Services in each of its software and IT operations were all over our agenda today; we just couldn’t duck it. But more than just a coincidence of terminology, there is actually an underlying interdependency between the design and deployment of a software service, and the IT services that are required to run it.

It was core to the presentation that we delivered to the SOA Consortium today, as our belief is that you cannot manage a SOA or application lifecycle without adequate IT Service Management (ITSM, a discipline for running IT operations that is measured or tracked by the services. We drew a diagram that was deservedly torn apart by our colleagues on the call, Beth Gold-Bernstein and Todd Biske. UPDATE: Beth has a picture of the diagram in her blog. In our diagram, we showed how at run time, there is an intersection between the SOA life cycle and ITSM – or more specifically, ITIL version 3 (ITIL is the best known framework for implanting ITSM). Both maintained that interaction is necessary throughout the lifecycle; for instance, when the software development team is planning a service, they need to get ITO in the loop to brace for release of the service – especially if the service is likely to drastically ramp up demand on the infrastructure.
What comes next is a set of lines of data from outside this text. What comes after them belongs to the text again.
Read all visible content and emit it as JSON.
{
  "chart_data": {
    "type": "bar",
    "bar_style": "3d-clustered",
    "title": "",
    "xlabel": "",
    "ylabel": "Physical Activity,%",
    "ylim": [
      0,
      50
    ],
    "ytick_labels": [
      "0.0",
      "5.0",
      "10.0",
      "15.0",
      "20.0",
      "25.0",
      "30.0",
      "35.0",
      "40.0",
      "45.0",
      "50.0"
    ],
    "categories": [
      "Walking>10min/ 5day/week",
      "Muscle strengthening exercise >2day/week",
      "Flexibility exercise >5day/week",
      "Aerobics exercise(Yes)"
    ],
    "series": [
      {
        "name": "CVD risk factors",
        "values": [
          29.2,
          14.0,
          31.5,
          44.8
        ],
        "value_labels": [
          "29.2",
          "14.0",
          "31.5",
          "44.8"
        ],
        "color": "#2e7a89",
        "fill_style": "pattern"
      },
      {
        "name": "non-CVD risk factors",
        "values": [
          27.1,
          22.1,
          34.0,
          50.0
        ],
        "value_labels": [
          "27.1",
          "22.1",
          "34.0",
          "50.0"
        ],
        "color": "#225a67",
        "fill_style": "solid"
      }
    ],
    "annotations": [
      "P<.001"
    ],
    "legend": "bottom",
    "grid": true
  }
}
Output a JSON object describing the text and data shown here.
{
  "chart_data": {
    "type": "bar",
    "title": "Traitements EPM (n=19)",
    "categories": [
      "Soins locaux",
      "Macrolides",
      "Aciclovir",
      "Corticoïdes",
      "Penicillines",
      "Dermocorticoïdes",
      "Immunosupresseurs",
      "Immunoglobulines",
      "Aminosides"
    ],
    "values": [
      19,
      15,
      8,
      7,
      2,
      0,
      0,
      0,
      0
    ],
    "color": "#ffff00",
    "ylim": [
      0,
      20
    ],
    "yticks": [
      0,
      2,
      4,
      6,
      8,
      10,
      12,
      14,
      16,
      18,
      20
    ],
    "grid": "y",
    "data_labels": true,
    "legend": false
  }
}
The result of our discussion was that, not simply that services are joined, figuratively, at the head and neck bone – the software and IT operations implementations – but that at the end of that day, somebody’s got to be accountable for ensuring that services are being developed and deployed responsibly. In other words, just making the business case for a service is not adequate if you can’t ensure that the infrastructure will be able to handle it. Lacking the second piece of the equation, you’d wind up with a scenario of the surgery being successful but the patient dies. With the functional silos that comprise most IT organizations today, that would mean dispersed responsibility of the software (or in some cases, enterprise) architect, and their equivalent(s) in IT Operations. In other words, everybody’s responsible, and nobody’s responsible.

The idea came up that maybe what’s needed is a service ownership role that transcends the usual definition (today, the service owner is typically the business stakeholder that sponsored development, and/or the architect that owns the design or software implementation). That is, a sort of uber role that ensures that the service (1) responds to a bona fide business need (2) is consistent with enterprise architectural standards and does not needlessly duplicate what is already in place, and (3) won’t break IT infrastructure or physical delivery (e.g., assure that ITO is adequately prepared).

While the last thing that the IT organizations needs is yet another layer of management, it may need another layer of responsibility.

UPDATE: Todd Biske has provided some more detail on what the role of a Service Manager would entail.